哲学の方法としての「膨張」(その八)― 己の内に秘されていたものを己の外に再び見出す

2017-06-21 16:20:59 | 哲学

 クレティアンによれば、ベルクソンの著作中、〈拡張-回心 dilatation-conversion〉というテーマをもっとも発展させているのは『創造的進化』である(Chrétien, op. cit., p. 28)。
 生命の大海原にあって、知性は「一種の局所的な凝固」(« une espèce de solidification locale »)によってのみ形成されたものである。それに対して、哲学は、全体へと新たに溶け込むための努力以外のものではありえない。知性は、その原理へと再吸収され、それ固有の生成過程を逆向きに生き直す。かくして、私たちは己のうちで人間性を拡張し、己自身を超えていくことができるようになる。
 クレティアンは『創造的進化』の193頁からの引用を交えながらこうベルクソンの所説をまとめている。ところが、クレティアンが引用していない部分にも引用されている部分と同じくらい大切な論点が示されている。そこを引用しよう。
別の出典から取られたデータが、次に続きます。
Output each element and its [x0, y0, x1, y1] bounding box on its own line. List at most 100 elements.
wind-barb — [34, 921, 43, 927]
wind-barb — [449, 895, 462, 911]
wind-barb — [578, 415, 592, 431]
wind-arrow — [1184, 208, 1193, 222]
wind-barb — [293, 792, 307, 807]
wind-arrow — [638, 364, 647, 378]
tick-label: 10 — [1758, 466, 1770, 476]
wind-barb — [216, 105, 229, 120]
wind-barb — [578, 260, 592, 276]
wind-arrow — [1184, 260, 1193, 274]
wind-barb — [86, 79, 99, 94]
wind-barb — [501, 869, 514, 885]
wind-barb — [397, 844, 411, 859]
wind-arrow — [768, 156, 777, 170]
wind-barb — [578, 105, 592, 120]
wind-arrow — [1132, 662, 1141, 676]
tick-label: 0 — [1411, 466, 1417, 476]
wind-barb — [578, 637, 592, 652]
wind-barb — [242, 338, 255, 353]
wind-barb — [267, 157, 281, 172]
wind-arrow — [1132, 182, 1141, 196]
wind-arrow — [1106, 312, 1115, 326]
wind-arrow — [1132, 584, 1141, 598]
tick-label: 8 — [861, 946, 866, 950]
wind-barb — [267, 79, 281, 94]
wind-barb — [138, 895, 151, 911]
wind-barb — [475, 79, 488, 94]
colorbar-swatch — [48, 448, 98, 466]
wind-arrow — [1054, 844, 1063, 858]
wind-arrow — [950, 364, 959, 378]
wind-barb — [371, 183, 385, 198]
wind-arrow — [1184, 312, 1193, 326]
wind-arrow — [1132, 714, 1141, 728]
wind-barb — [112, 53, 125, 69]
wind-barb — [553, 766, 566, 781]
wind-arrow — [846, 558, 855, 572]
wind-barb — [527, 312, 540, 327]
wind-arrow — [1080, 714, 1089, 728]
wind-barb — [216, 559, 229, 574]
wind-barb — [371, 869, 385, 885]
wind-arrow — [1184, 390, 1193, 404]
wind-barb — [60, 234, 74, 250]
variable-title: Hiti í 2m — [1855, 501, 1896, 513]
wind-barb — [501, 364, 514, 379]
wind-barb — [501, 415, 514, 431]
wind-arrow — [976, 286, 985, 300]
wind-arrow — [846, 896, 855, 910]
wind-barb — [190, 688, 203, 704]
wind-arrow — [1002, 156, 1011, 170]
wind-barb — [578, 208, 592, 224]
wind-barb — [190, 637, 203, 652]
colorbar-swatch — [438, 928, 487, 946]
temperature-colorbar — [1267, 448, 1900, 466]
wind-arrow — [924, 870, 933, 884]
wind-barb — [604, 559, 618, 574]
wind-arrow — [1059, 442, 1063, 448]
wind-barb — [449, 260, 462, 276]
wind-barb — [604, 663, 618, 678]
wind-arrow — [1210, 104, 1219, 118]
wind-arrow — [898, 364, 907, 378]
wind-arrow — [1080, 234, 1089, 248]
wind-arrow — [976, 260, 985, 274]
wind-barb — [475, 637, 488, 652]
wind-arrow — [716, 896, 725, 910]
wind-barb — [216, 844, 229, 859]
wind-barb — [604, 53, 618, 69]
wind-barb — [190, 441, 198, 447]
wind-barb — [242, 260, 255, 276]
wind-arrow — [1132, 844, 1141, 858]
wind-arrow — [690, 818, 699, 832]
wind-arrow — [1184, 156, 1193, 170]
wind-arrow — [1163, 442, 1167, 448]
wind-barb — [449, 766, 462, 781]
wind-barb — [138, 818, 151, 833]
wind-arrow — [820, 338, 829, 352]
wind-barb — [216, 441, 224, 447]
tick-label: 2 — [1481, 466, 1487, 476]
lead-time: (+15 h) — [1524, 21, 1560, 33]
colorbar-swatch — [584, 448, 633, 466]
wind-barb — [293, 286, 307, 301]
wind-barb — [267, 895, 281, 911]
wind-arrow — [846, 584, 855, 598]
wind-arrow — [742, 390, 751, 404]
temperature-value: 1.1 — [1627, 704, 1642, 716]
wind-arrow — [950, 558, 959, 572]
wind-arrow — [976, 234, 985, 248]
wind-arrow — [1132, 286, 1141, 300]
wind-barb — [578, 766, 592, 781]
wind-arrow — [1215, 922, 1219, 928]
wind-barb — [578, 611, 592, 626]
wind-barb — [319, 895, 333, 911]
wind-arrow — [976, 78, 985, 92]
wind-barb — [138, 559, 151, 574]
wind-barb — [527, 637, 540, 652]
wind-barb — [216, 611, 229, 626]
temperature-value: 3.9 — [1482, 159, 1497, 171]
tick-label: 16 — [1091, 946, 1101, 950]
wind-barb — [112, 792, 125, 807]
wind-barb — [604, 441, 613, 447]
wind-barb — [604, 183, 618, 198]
Mais l’entreprise ne pourra plus s’achever tout d’un coup ; elle sera nécessairement collective et progressive. Elle consistera dans un échange d’impressions qui, se corrigeant entre elles et se superposent aussi les uns aux autres, finiront par dilater en nous l’humanité et par obtenir qu’elle se transcende elle-même (L’évolution créatrice, op. cit., p. 193).
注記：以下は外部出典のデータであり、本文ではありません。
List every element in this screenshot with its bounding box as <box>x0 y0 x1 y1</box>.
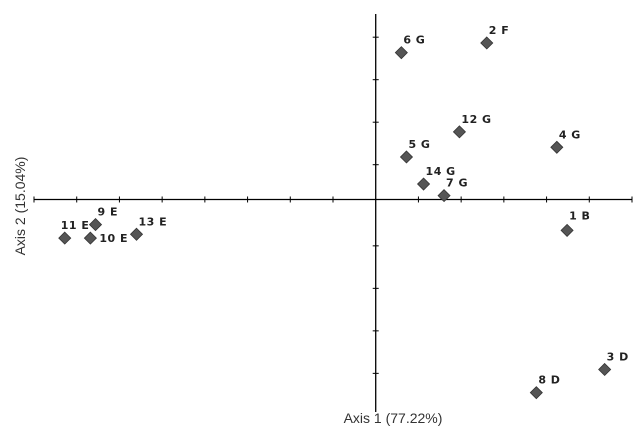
data-point-label: 14 G <box>426 165 456 178</box>
data-point-marker <box>129 227 144 241</box>
data-point-marker <box>88 218 103 232</box>
data-point-marker <box>437 189 451 203</box>
data-point-marker <box>529 386 543 400</box>
data-point-label: 8 D <box>538 374 560 387</box>
data-point-label: 13 E <box>139 215 168 228</box>
data-point-label: 2 F <box>489 24 510 37</box>
data-point-marker <box>598 362 612 377</box>
data-point-marker <box>452 125 466 139</box>
data-point-label: 9 E <box>98 206 119 219</box>
data-point-label: 12 G <box>461 113 491 126</box>
data-points: 1 B 2 F 3 D 4 G 5 G 6 G 7 G 8 D 9 E 10 E 11 E 12 G 1… <box>58 24 629 400</box>
data-point-marker <box>550 140 564 154</box>
data-point-marker <box>83 231 97 245</box>
data-point-marker <box>394 46 408 60</box>
axis-ticks <box>33 36 633 374</box>
data-point-label: 5 G <box>408 138 430 151</box>
data-point-label: 11 E <box>61 219 90 232</box>
y-axis-title: Axis 2 (15.04%) <box>12 157 28 256</box>
data-point-label: 3 D <box>607 350 629 363</box>
data-point-label: 6 G <box>403 34 425 47</box>
data-point-label: 7 G <box>446 177 468 190</box>
data-point-marker <box>480 36 494 50</box>
data-point-label: 4 G <box>559 128 581 141</box>
data-point-label: 10 E <box>99 232 128 245</box>
data-point-marker <box>58 231 72 245</box>
data-point-label: 1 B <box>569 209 590 222</box>
data-point-marker <box>399 150 414 164</box>
x-axis-title: Axis 1 (77.22%) <box>344 410 443 426</box>
data-point-marker <box>560 223 574 237</box>
data-point-marker <box>416 177 431 191</box>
 知性が再びその生成原理へと遡行するという企図は、もはや一挙にはなされえない。その企図は必ずや集団的であり漸進的である。それは、さまざまな印象の交換からなっており、それらの印象は互に修正し合い、互に重なり合い、ついには私たちにおいて人間性を拡張するに至る。かくして、知性は己の企図を自ら超えるに至る。
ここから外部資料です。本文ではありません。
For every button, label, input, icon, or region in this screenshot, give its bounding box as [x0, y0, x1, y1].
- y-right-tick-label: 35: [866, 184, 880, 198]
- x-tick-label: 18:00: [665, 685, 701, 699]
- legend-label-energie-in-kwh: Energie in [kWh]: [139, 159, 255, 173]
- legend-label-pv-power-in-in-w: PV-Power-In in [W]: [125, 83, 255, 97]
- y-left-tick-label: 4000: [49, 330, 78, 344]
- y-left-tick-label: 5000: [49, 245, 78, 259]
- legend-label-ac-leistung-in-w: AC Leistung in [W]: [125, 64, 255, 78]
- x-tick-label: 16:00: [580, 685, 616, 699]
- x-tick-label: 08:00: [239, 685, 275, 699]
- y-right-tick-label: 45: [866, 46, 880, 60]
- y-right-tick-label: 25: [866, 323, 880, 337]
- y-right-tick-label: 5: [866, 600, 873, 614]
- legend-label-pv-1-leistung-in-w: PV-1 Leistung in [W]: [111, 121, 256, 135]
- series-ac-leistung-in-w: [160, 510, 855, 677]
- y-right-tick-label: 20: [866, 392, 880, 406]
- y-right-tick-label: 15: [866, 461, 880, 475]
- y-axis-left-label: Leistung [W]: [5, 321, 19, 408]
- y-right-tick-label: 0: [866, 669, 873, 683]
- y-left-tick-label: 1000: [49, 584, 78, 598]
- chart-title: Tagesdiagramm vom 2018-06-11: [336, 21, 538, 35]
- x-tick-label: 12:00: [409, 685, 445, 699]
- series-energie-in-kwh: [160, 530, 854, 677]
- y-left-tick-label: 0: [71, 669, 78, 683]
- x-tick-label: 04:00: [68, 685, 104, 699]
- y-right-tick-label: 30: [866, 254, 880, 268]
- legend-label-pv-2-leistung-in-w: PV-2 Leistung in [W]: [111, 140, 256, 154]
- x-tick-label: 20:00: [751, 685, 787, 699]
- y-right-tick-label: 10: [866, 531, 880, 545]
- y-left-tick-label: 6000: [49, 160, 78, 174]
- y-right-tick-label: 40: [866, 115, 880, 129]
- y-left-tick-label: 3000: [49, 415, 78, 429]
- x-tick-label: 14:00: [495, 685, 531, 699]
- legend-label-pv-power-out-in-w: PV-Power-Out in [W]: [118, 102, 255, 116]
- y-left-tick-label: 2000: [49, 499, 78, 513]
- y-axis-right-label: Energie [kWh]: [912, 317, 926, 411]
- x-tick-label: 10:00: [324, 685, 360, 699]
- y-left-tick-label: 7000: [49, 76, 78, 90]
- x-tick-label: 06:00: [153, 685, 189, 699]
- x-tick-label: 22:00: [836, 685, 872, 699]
 全一なるものへの知性の遡源は、直観によって一挙に実現されるものではありえない。たった独りで実現することもできない。複数の人間が協力し合って少しずつ事を進めていかなくてはならない。その作業過程では、多数の印象が比較されることで相互に修正され、次第に一点へと収斂していく。かくして、私たちに現に与えられていただけの知覚世界の中にそれを内側から突破する一点が定まり、そこを突破することで人間性は拡張されていく。
 知性の自己超越についての所説はすでに『創造的進化』の序論に見られる。クレティアンはそこに立ち戻る。
 私たちのうちには、悟性と相補的な関係にある諸能力がそれとしては不分明なままに隠されている。ところが、それらの能力は、自然の進化の中で働きつつあるまさにそのときにそれとして自覚されるとき、明瞭化され判明に区別されるようになる。かくして、それらの能力は、自己を強化するために必要な努力、生命の向うべき方位に自己拡張するために必要な努力がどのようなものかを学んでいく(L’évolution créatrice, op. cit., p. IX)。
 このようにして私たちは、己の内に隠されていたものを己の外に再び見出す。しかし、それは内か外かどちらかいずれかのためということではない。どちらに優位を置くかということが問題なのではない。むしろ、ほんとうには己の「外」なるものはない、と言うべきなのだ。世界と自然とは、私自身の内に眠っていたものを明白にし、説明し、解明する。